“Qualquer associação de classe será tão forte quanto os seus membros queiram fazê-la.”

Recuo do mercado de ônibus expõe dependência de políticas públicas

Recuperação pontual em março não reverte queda no trimestre, enquanto exportações despencam e setor reforça dependência de programas públicos como Caminho da Escola

08/04/2026

Por Natasha Werneck

O mercado de ônibus iniciou 2026 em retração, apesar de uma recuperação pontual em março, segundo dados apresentados pela Anfavea nesta quarta-feira, 8. A entidade destacou a dependência do segmento de programas públicos para sustentar a demanda.

Os emplacamentos somaram 1 mil 959 unidades em março, alta de 50% sobre fevereiro, 1 mil 306 unidades, e crescimento de 9,3% na comparação com março de 2025, 1 mil 793 unidades.
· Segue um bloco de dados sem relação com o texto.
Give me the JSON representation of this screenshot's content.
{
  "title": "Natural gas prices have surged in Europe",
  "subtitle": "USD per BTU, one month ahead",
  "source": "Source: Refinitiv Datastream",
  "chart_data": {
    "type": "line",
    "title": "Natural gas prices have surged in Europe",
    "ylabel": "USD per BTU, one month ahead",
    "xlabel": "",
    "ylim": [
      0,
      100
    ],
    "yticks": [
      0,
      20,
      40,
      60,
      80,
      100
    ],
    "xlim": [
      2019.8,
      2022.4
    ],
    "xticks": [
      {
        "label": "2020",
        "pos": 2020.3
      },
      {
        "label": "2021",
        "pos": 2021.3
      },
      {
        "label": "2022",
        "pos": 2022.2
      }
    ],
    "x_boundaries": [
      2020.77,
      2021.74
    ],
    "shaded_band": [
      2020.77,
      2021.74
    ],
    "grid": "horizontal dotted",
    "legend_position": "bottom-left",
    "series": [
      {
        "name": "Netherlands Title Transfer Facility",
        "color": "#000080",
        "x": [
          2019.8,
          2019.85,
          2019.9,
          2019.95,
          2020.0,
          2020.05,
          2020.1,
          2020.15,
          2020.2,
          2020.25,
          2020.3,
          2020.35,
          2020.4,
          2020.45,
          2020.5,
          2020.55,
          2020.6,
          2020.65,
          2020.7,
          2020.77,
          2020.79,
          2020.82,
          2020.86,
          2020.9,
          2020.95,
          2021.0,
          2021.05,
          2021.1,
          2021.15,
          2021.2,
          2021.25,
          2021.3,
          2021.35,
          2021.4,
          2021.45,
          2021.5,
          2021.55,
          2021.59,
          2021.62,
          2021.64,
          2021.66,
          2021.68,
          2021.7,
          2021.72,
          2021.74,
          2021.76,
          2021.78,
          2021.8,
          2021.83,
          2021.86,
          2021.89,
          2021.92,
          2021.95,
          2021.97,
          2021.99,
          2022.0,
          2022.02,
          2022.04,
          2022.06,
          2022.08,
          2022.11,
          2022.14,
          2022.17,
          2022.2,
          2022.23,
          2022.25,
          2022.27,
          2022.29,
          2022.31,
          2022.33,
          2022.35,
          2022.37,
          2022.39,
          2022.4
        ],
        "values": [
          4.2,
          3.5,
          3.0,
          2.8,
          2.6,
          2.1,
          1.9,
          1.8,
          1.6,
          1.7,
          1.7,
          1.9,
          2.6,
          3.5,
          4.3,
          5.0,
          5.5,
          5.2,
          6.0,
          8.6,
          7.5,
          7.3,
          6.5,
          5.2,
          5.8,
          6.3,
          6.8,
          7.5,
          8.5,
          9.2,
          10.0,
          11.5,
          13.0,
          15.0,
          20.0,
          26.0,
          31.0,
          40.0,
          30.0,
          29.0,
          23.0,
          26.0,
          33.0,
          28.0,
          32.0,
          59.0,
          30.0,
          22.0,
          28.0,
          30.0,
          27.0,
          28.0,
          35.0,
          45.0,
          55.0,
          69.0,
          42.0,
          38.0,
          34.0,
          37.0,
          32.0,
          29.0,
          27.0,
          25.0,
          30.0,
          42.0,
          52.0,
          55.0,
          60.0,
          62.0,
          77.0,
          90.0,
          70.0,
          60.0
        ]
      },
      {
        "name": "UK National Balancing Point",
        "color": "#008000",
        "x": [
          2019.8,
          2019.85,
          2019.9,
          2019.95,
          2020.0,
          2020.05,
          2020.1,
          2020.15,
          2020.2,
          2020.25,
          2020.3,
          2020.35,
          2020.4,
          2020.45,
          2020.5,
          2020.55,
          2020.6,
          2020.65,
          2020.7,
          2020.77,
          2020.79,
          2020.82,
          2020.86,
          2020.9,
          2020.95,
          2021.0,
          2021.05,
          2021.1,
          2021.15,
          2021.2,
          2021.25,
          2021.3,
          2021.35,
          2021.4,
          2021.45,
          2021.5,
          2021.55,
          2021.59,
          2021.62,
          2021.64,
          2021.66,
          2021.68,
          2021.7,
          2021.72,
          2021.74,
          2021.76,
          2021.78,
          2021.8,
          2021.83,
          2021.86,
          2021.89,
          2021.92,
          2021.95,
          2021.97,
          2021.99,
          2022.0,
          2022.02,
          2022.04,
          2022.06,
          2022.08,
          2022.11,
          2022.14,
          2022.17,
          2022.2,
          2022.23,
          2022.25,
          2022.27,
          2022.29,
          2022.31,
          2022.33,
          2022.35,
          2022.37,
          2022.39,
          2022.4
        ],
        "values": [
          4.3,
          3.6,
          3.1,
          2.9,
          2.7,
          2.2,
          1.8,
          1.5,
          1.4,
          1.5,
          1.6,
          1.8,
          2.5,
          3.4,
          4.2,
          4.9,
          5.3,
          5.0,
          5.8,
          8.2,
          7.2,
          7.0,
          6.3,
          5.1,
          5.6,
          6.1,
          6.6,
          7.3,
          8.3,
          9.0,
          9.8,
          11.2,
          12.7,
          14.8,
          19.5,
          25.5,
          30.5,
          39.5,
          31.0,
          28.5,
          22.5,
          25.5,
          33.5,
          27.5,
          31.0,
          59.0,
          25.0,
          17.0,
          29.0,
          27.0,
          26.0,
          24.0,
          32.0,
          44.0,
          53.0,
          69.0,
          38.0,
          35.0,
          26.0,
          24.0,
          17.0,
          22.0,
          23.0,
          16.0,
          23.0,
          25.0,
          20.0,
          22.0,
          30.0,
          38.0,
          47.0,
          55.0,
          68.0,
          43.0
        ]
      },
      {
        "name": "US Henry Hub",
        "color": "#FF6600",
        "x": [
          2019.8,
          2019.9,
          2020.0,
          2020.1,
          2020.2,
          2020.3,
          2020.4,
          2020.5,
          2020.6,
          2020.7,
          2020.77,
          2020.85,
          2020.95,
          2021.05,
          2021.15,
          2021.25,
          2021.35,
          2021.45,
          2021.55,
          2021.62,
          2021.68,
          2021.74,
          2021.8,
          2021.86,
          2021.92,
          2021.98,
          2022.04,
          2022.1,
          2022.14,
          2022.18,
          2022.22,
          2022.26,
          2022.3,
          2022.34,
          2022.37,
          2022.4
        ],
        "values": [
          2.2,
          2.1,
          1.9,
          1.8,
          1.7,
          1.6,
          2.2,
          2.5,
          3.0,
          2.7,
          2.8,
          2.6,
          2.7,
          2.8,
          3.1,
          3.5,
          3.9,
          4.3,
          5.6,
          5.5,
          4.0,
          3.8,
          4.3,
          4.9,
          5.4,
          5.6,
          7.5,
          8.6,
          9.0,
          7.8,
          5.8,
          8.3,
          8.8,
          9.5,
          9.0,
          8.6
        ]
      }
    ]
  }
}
Ainda assim, o desempenho não reverte a queda no acumulado do ano: de janeiro a março foram licenciadas 4 mil 445 unidades, recuo de 19% frente às 5 mil 528 do mesmo período do ano passado.

Segundo o presidente da Anfavea, Igor Calvet, é um cenário que começa a preocupar. “O que temos hoje no mercado de ônibus é que projetávamos uma queda de 3% para 2026 e, até março, já estamos com retração de 19%.”

Ele ressaltou que o desempenho do segmento está diretamente ligado ao ritmo das compras públicas. “Grande parte do mercado depende de política pública, especialmente do programa Caminho da Escola, que tem um peso muito grande.”

No comércio exterior, o cenário é ainda mais adverso. As exportações de ônibus caíram 12,6% na passagem de fevereiro para março, de 342 para 299 unidades, e despencaram 53,4% na comparação com março de 2025, quando haviam somado 642 unidades. No acumulado do trimestre, os embarques totalizam 950 unidades, queda de 33,5% frente às 1 mil 428 do mesmo período do ano passado.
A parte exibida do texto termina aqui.